Sokakların temizlenmesi hareketi, aynı zamanda yeni grupların o alana girmesi ile ilgilidir. Yani, sokaktaki bu büyük kavga aslında toptancılar arasındaki bir kavgadır. Uluslararası kartellerden bahsediliyor, ancak Türkiye’de yaşayan ve bilinen birçok kartel lideri var. Bu kartellerin müşterilerine ve dağıtım ağlarına müdahale ettiğinizde, yeni kartellerin önünü açıyorsunuz ve diğer uyuşturucu şebekeleri, çete grupları bu alanlara yerleşiyor. Böylelikle çeteleşme el değiştiriyor. Türkiye’deki operasyonel duruma ve sonuçlarına baktığınızda, yeni bir çeteleşmenin ve toparlanmanın olduğunu rahatlıkla görebiliyorsunuz, çünkü çok deşifre olmuş bir durum söz konusu.
Türkiye Cumhuriyeti Devleti şu anda uluslararası alanda, ilişkilerde para dileniyor. ‘Şunu yaparsanız”, “biz bunu yaparız”, “şu kadar verirseniz”, “şunu yaparız” pazarlığı içerisinde. Türkiye’nin şu andaki düşürüldüğü durum gerçekten utanç verici. Körfez ülkelerine gidip, “Bize söz verdiler, şu kadar para, kaç milyarlık anlaşmaya imza attık” diyorlar. Sonra arkasından bakıyorsunuz, gerçekte neler olduğunu görüyorsunuz. Avrupa’ya gidip, çeşitli sözler ve vaatlerde bulunuyorlar ama karşılığını alamıyorlar. Güvenilir, sözünde duranlar listesinde yoklar.
Uyuşturucu tacirlerini, mafya çetelerini, kara para aklayanları ve katilleri besliyorlar. Bu durum karşısında, uluslararası topluluk Türkiye’den operasyonel bir durum bekliyor. ‘Eğer bu çeteleri izole etmezseniz, minimize etmezseniz, size destek veremeyiz’ diyorlar. Özellikle Avrupa’dan bu talebin geldiği biliniyor.
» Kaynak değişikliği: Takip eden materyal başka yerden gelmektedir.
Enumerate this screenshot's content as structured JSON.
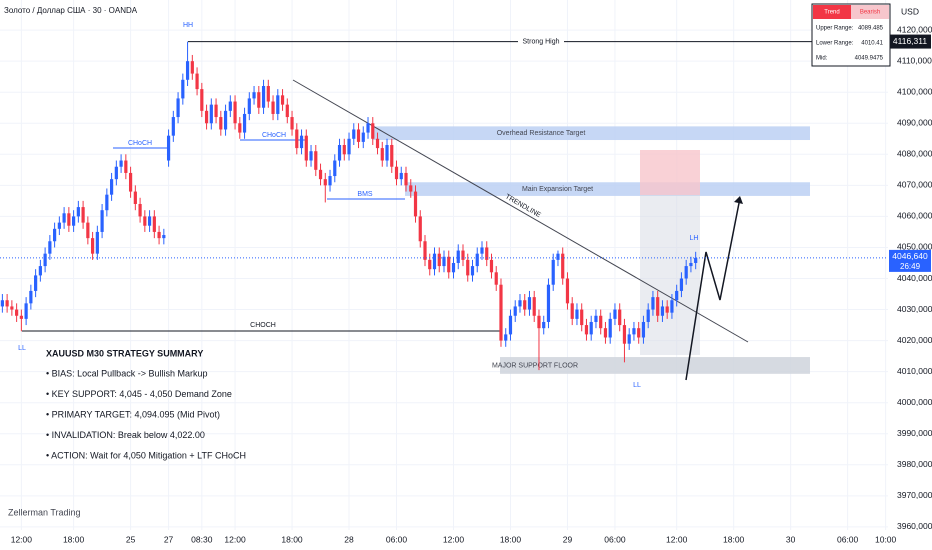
{
  "header": {
    "symbol": "Золото / Доллар США · 30 · OANDA",
    "currency": "USD",
    "watermark": "Zellerman Trading"
  },
  "chart_data": {
    "type": "candlestick",
    "x": [
      -4,
      -3,
      -2,
      -1,
      0,
      1,
      2,
      3,
      4,
      5,
      6,
      7,
      8,
      9,
      10,
      11,
      12,
      13,
      14,
      15,
      16,
      17,
      18,
      19,
      20,
      21,
      22,
      23,
      24,
      25,
      26,
      27,
      28,
      29,
      30,
      31,
      32,
      33,
      34,
      35,
      36,
      37,
      38,
      39,
      40,
      41,
      42,
      43,
      44,
      45,
      46,
      47,
      48,
      49,
      50,
      51,
      52,
      53,
      54,
      55,
      56,
      57,
      58,
      59,
      60,
      61,
      62,
      63,
      64,
      65,
      66,
      67,
      68,
      69,
      70,
      71,
      72,
      73,
      74,
      75,
      76,
      77,
      78,
      79,
      80,
      81,
      82,
      83,
      84,
      85,
      86,
      87,
      88,
      89,
      90,
      91,
      92,
      93,
      94,
      95,
      96,
      97,
      98,
      99,
      100,
      101,
      102,
      103,
      104,
      105,
      106,
      107,
      108,
      109,
      110,
      111,
      112,
      113,
      114,
      115,
      116,
      117,
      118,
      119,
      120,
      121,
      122,
      123,
      124,
      125,
      126,
      127,
      128,
      129,
      130,
      131,
      132,
      133,
      134,
      135,
      136,
      137,
      138,
      139,
      140,
      141,
      142
    ],
    "open": [
      4031,
      4033,
      4031,
      4030,
      4028,
      4027,
      4032,
      4036,
      4041,
      4044,
      4048,
      4052,
      4056,
      4058,
      4061,
      4057,
      4060,
      4063,
      4058,
      4053,
      4048,
      4055,
      4062,
      4067,
      4072,
      4076,
      4078,
      4074,
      4068,
      4064,
      4060,
      4057,
      4060,
      4055,
      4053,
      4078,
      4086,
      4092,
      4098,
      4104,
      4110,
      4106,
      4101,
      4094,
      4090,
      4096,
      4092,
      4088,
      4094,
      4097,
      4090,
      4087,
      4093,
      4098,
      4100,
      4095,
      4102,
      4097,
      4093,
      4099,
      4096,
      4092,
      4088,
      4082,
      4086,
      4078,
      4081,
      4075,
      4072,
      4070,
      4073,
      4078,
      4083,
      4080,
      4085,
      4088,
      4084,
      4087,
      4090,
      4085,
      4082,
      4078,
      4083,
      4076,
      4072,
      4074,
      4070,
      4068,
      4060,
      4052,
      4046,
      4043,
      4048,
      4044,
      4047,
      4042,
      4045,
      4049,
      4046,
      4041,
      4044,
      4048,
      4050,
      4046,
      4042,
      4038,
      4020,
      4022,
      4028,
      4031,
      4033,
      4030,
      4034,
      4028,
      4024,
      4026,
      4038,
      4046,
      4048,
      4040,
      4032,
      4027,
      4030,
      4025,
      4022,
      4026,
      4028,
      4024,
      4021,
      4027,
      4030,
      4025,
      4019,
      4022,
      4024,
      4021,
      4026,
      4030,
      4034,
      4028,
      4031,
      4029,
      4033,
      4036,
      4040,
      4044,
      4045
    ],
    "high": [
      4035,
      4035,
      4033,
      4032,
      4030,
      4034,
      4038,
      4043,
      4046,
      4050,
      4054,
      4058,
      4060,
      4063,
      4063,
      4062,
      4065,
      4065,
      4060,
      4055,
      4057,
      4064,
      4069,
      4074,
      4078,
      4080,
      4080,
      4076,
      4070,
      4066,
      4062,
      4062,
      4062,
      4057,
      4056,
      4088,
      4094,
      4100,
      4106,
      4116.3,
      4112,
      4108,
      4103,
      4096,
      4098,
      4098,
      4094,
      4096,
      4099,
      4099,
      4092,
      4095,
      4100,
      4102,
      4102,
      4104,
      4104,
      4099,
      4101,
      4101,
      4098,
      4094,
      4090,
      4088,
      4088,
      4083,
      4083,
      4077,
      4074,
      4075,
      4080,
      4085,
      4085,
      4087,
      4090,
      4090,
      4089,
      4092,
      4092,
      4087,
      4084,
      4085,
      4085,
      4078,
      4076,
      4076,
      4072,
      4070,
      4062,
      4054,
      4048,
      4050,
      4050,
      4049,
      4049,
      4047,
      4051,
      4051,
      4048,
      4046,
      4050,
      4052,
      4052,
      4048,
      4044,
      4040,
      4024,
      4030,
      4033,
      4035,
      4035,
      4036,
      4036,
      4030,
      4028,
      4040,
      4048,
      4049,
      4050,
      4042,
      4034,
      4032,
      4032,
      4027,
      4028,
      4030,
      4030,
      4026,
      4029,
      4032,
      4032,
      4027,
      4024,
      4026,
      4026,
      4028,
      4032,
      4036,
      4036,
      4033,
      4033,
      4035,
      4038,
      4042,
      4046,
      4047,
      4048.6
    ],
    "low": [
      4029,
      4029,
      4028,
      4026,
      4023,
      4025,
      4030,
      4034,
      4039,
      4042,
      4046,
      4050,
      4054,
      4056,
      4055,
      4055,
      4058,
      4056,
      4051,
      4046,
      4046,
      4053,
      4060,
      4065,
      4070,
      4074,
      4072,
      4066,
      4062,
      4058,
      4055,
      4055,
      4053,
      4051,
      4051,
      4076,
      4084,
      4090,
      4096,
      4102,
      4104,
      4099,
      4092,
      4088,
      4088,
      4090,
      4086,
      4086,
      4092,
      4088,
      4085,
      4085,
      4091,
      4096,
      4093,
      4093,
      4095,
      4091,
      4091,
      4094,
      4090,
      4086,
      4080,
      4080,
      4076,
      4076,
      4073,
      4070,
      4064.5,
      4068,
      4071,
      4076,
      4078,
      4078,
      4083,
      4082,
      4082,
      4085,
      4083,
      4080,
      4076,
      4076,
      4074,
      4070,
      4070,
      4068,
      4066,
      4058,
      4050,
      4044,
      4041,
      4041,
      4042,
      4042,
      4040,
      4040,
      4043,
      4044,
      4039,
      4039,
      4042,
      4046,
      4044,
      4040,
      4036,
      4018,
      4018,
      4020,
      4026,
      4029,
      4028,
      4028,
      4026,
      4010.5,
      4022,
      4024,
      4036,
      4044,
      4038,
      4030,
      4025,
      4025,
      4023,
      4020,
      4020,
      4024,
      4022,
      4019,
      4019,
      4025,
      4023,
      4013,
      4017,
      4020,
      4019,
      4019,
      4024,
      4028,
      4026,
      4026,
      4027,
      4027,
      4031,
      4034,
      4038,
      4042,
      4043
    ],
    "close": [
      4033,
      4031,
      4030,
      4028,
      4027,
      4032,
      4036,
      4041,
      4044,
      4048,
      4052,
      4056,
      4058,
      4061,
      4057,
      4060,
      4063,
      4058,
      4053,
      4048,
      4055,
      4062,
      4067,
      4072,
      4076,
      4078,
      4074,
      4068,
      4064,
      4060,
      4057,
      4060,
      4055,
      4053,
      4054,
      4086,
      4092,
      4098,
      4104,
      4110,
      4106,
      4101,
      4094,
      4090,
      4096,
      4092,
      4088,
      4094,
      4097,
      4090,
      4087,
      4093,
      4098,
      4100,
      4095,
      4102,
      4097,
      4093,
      4099,
      4096,
      4092,
      4088,
      4082,
      4086,
      4078,
      4081,
      4075,
      4072,
      4070,
      4073,
      4078,
      4083,
      4080,
      4085,
      4088,
      4084,
      4087,
      4090,
      4085,
      4082,
      4078,
      4083,
      4076,
      4072,
      4074,
      4070,
      4068,
      4060,
      4052,
      4046,
      4043,
      4048,
      4044,
      4047,
      4042,
      4045,
      4049,
      4046,
      4041,
      4044,
      4048,
      4050,
      4046,
      4042,
      4038,
      4020,
      4022,
      4028,
      4031,
      4033,
      4030,
      4034,
      4028,
      4024,
      4026,
      4038,
      4046,
      4048,
      4040,
      4032,
      4027,
      4030,
      4025,
      4022,
      4026,
      4028,
      4024,
      4021,
      4027,
      4030,
      4025,
      4019,
      4022,
      4024,
      4021,
      4026,
      4030,
      4034,
      4028,
      4031,
      4029,
      4033,
      4036,
      4040,
      4044,
      4045,
      4046.64
    ],
    "up_color": "#2962ff",
    "down_color": "#f23645",
    "grid": true,
    "xlim": [
      -4.5,
      182.5
    ],
    "xticks": [
      {
        "value": 0,
        "label": "12:00"
      },
      {
        "value": 11,
        "label": "18:00"
      },
      {
        "value": 23,
        "label": "25"
      },
      {
        "value": 31,
        "label": "27"
      },
      {
        "value": 38,
        "label": "08:30"
      },
      {
        "value": 45,
        "label": "12:00"
      },
      {
        "value": 57,
        "label": "18:00"
      },
      {
        "value": 69,
        "label": "28"
      },
      {
        "value": 79,
        "label": "06:00"
      },
      {
        "value": 91,
        "label": "12:00"
      },
      {
        "value": 103,
        "label": "18:00"
      },
      {
        "value": 115,
        "label": "29"
      },
      {
        "value": 125,
        "label": "06:00"
      },
      {
        "value": 138,
        "label": "12:00"
      },
      {
        "value": 150,
        "label": "18:00"
      },
      {
        "value": 162,
        "label": "30"
      },
      {
        "value": 174,
        "label": "06:00"
      },
      {
        "value": 182,
        "label": "10:00"
      }
    ],
    "ylim": [
      3959,
      4129.7
    ],
    "yticks": [
      {
        "value": 3960,
        "label": "3960,000"
      },
      {
        "value": 3970,
        "label": "3970,000"
      },
      {
        "value": 3980,
        "label": "3980,000"
      },
      {
        "value": 3990,
        "label": "3990,000"
      },
      {
        "value": 4000,
        "label": "4000,000"
      },
      {
        "value": 4010,
        "label": "4010,000"
      },
      {
        "value": 4020,
        "label": "4020,000"
      },
      {
        "value": 4030,
        "label": "4030,000"
      },
      {
        "value": 4040,
        "label": "4040,000"
      },
      {
        "value": 4050,
        "label": "4050,000"
      },
      {
        "value": 4060,
        "label": "4060,000"
      },
      {
        "value": 4070,
        "label": "4070,000"
      },
      {
        "value": 4080,
        "label": "4080,000"
      },
      {
        "value": 4090,
        "label": "4090,000"
      },
      {
        "value": 4100,
        "label": "4100,000"
      },
      {
        "value": 4110,
        "label": "4110,000"
      },
      {
        "value": 4120,
        "label": "4120,000"
      }
    ],
    "last_price": {
      "value": 4046.64,
      "label": "4046,640",
      "countdown": "26:49"
    },
    "strong_high": {
      "name": "Strong High",
      "value": 4116.311,
      "label": "4116,311"
    },
    "zones": [
      {
        "name": "Overhead Resistance Target",
        "top": 4089,
        "bottom": 4084.6
      },
      {
        "name": "Main Expansion Target",
        "top": 4071,
        "bottom": 4066.6
      },
      {
        "name": "MAJOR SUPPORT FLOOR",
        "top": 4014.7,
        "bottom": 4009.3
      }
    ],
    "annotations": [
      "HH",
      "LL",
      "CHoCH",
      "CHoCH",
      "BMS",
      "CHOCH",
      "TRENDLINE",
      "LH",
      "LL"
    ]
  },
  "summary": {
    "title": "XAUUSD M30 STRATEGY SUMMARY",
    "items": [
      "• BIAS: Local Pullback -> Bullish Markup",
      "• KEY SUPPORT: 4,045 - 4,050 Demand Zone",
      "• PRIMARY TARGET: 4,094.095 (Mid Pivot)",
      "• INVALIDATION: Break below 4,022.00",
      "• ACTION: Wait for 4,050 Mitigation + LTF CHoCH"
    ]
  },
  "info_table": {
    "header": [
      "Trend",
      "Bearish"
    ],
    "rows": [
      [
        "Upper Range:",
        "4089.485"
      ],
      [
        "Lower Range:",
        "4010.41"
      ],
      [
        "Mid:",
        "4049.9475"
      ]
    ]
  }
}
Türkiye ise her zaman yaptığı gibi sahtekarlığa başvuruyor. Yapıyormuş gibi, yapıyor. Deşifre olanları toplayıp, sokağa operasyon çekmek ile işi kotaracağını sanıyor.
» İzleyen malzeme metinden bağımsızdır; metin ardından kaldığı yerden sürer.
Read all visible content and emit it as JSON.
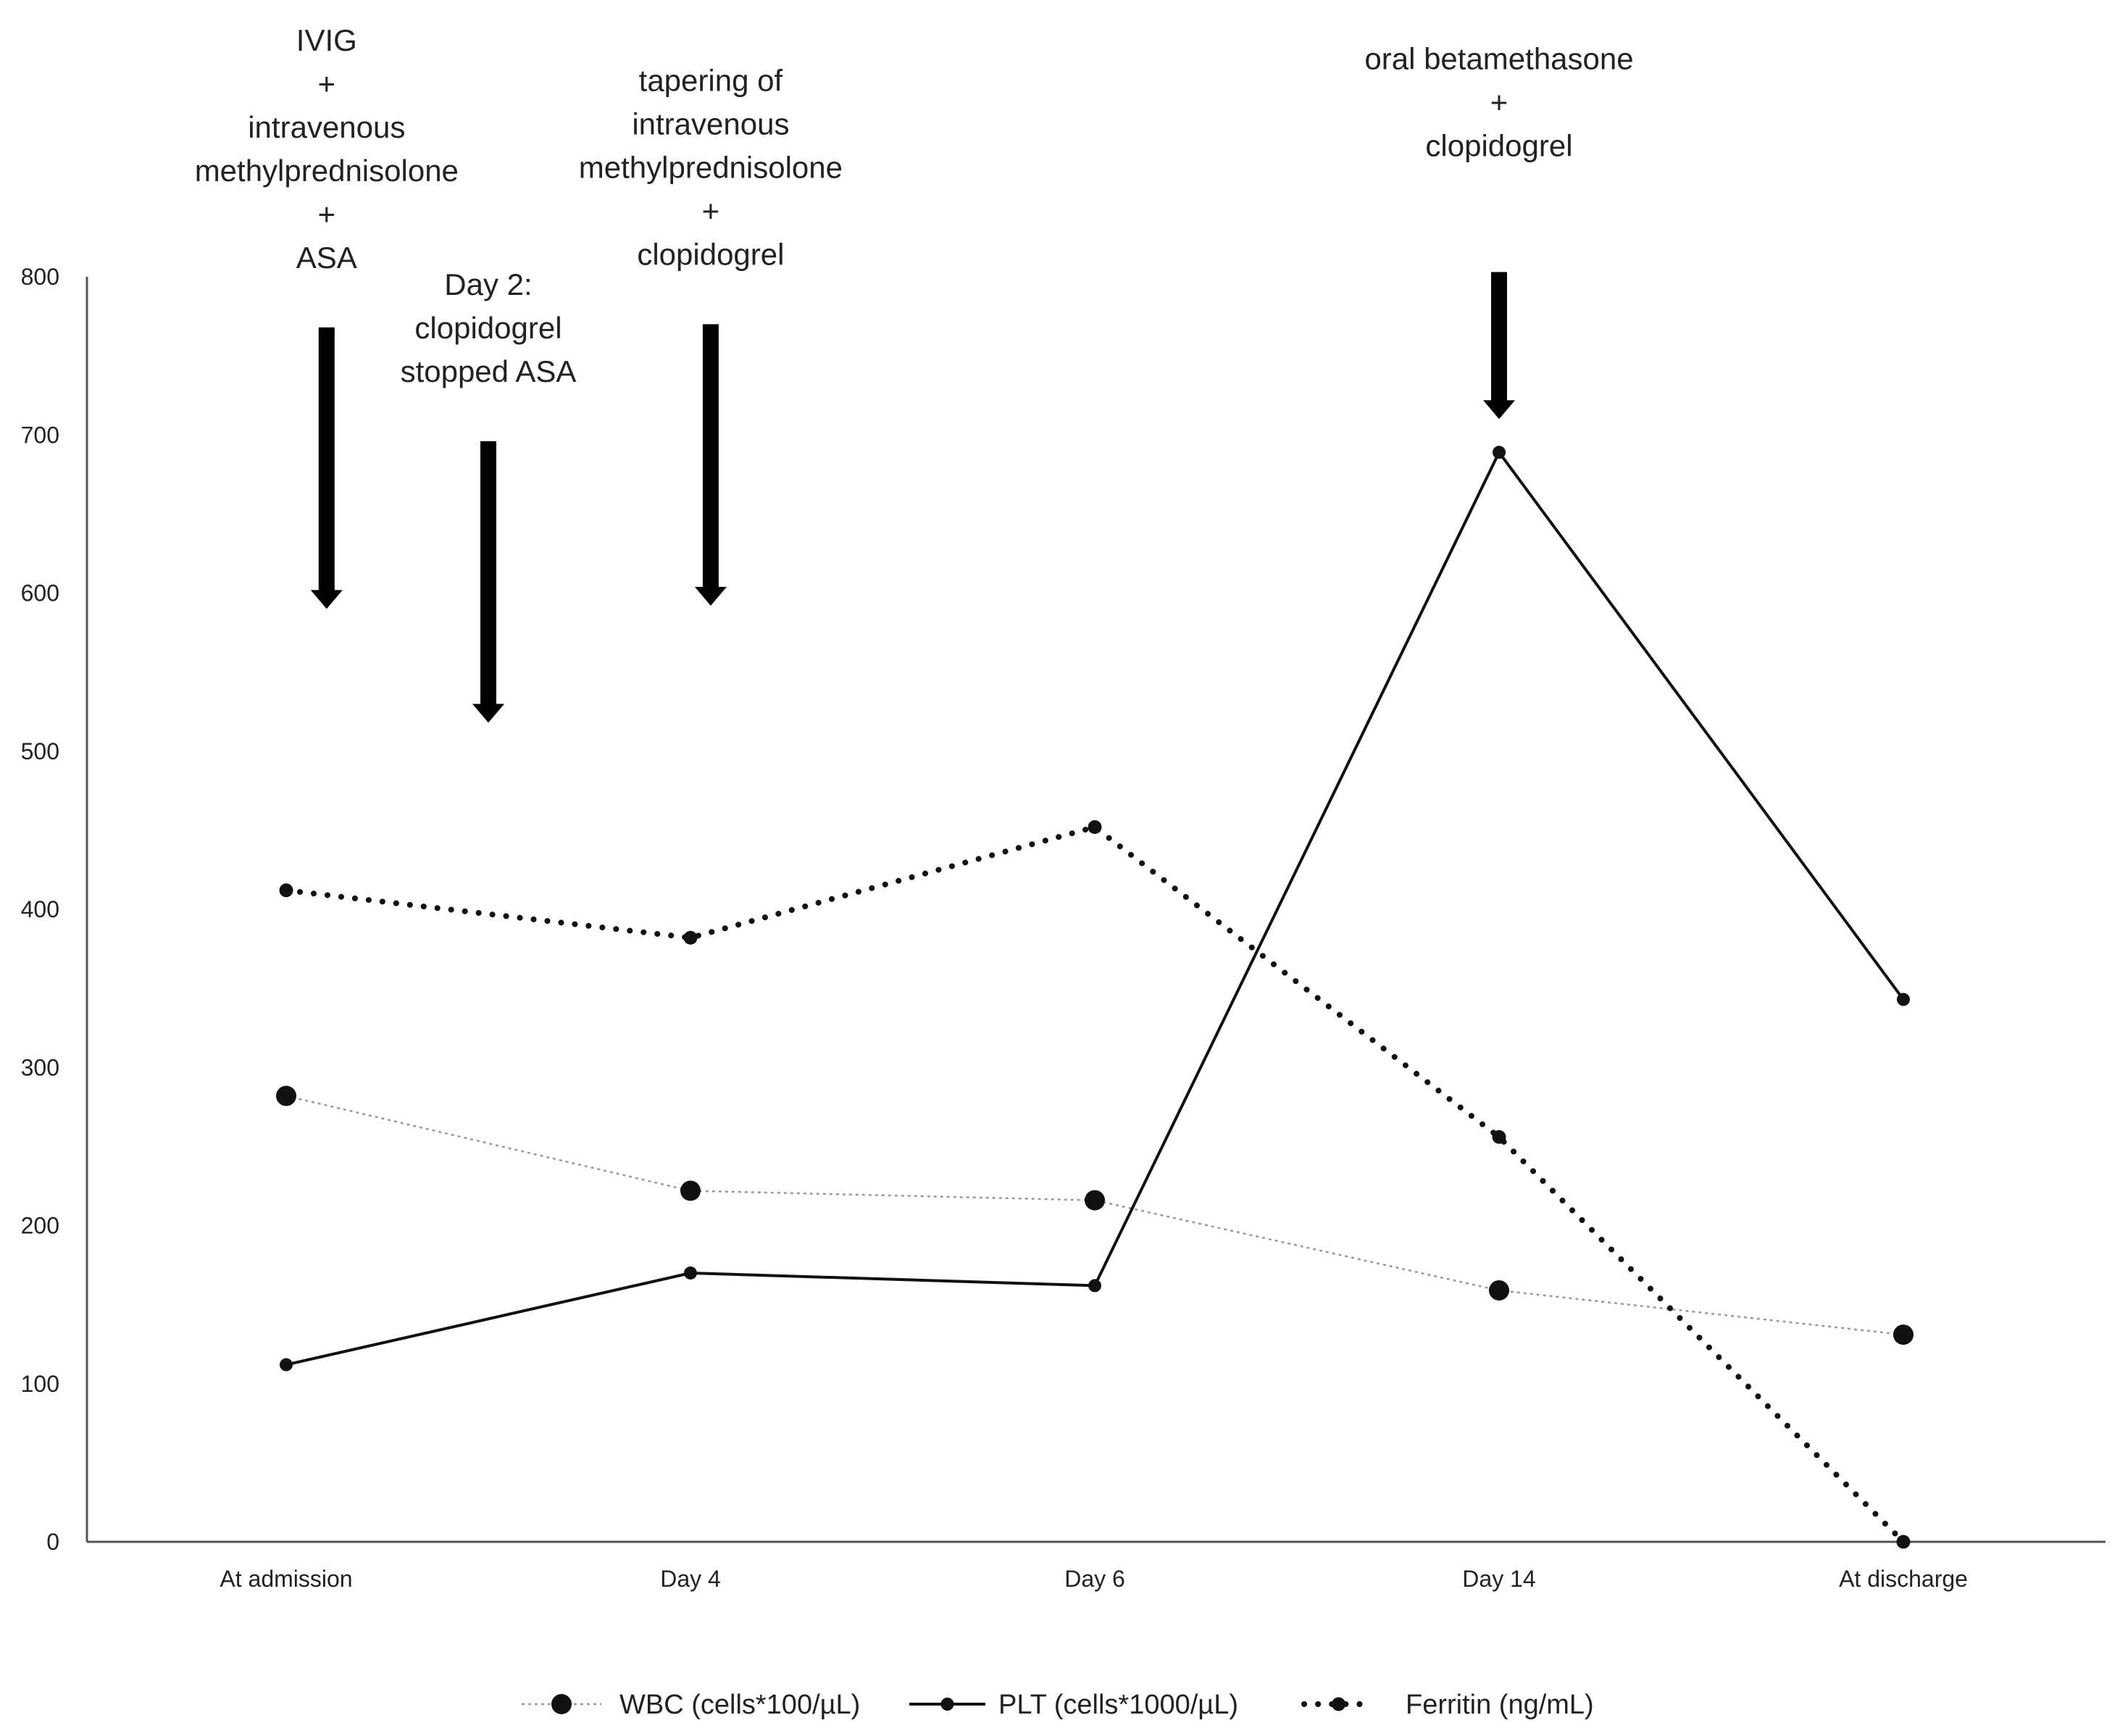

Süleyman’ın açık bir tarafı vardı. Kendisi medyada sıkça gündeme gelen fotoğraflar veriyordu. Hangi suçtan bahsederseniz bahsedin, Süleyman’ın o şahıslarla resmi vardı. Eğer bir haberde Süleyman’la bir resim yoksa, o zaman bu kişi Türkiye Cumhuriyeti Devleti’nde suç işleyenlerden biri değildir. Süleyman, hangi suçlu varsa, o suçlunun hemen yanında fotoğraflarıyla birlikte çıkıyor.
Türkiye kendi halkına yalan söyleyip, onları peşine takıp yol alınca dünyayı da kandırdığını sanıyor.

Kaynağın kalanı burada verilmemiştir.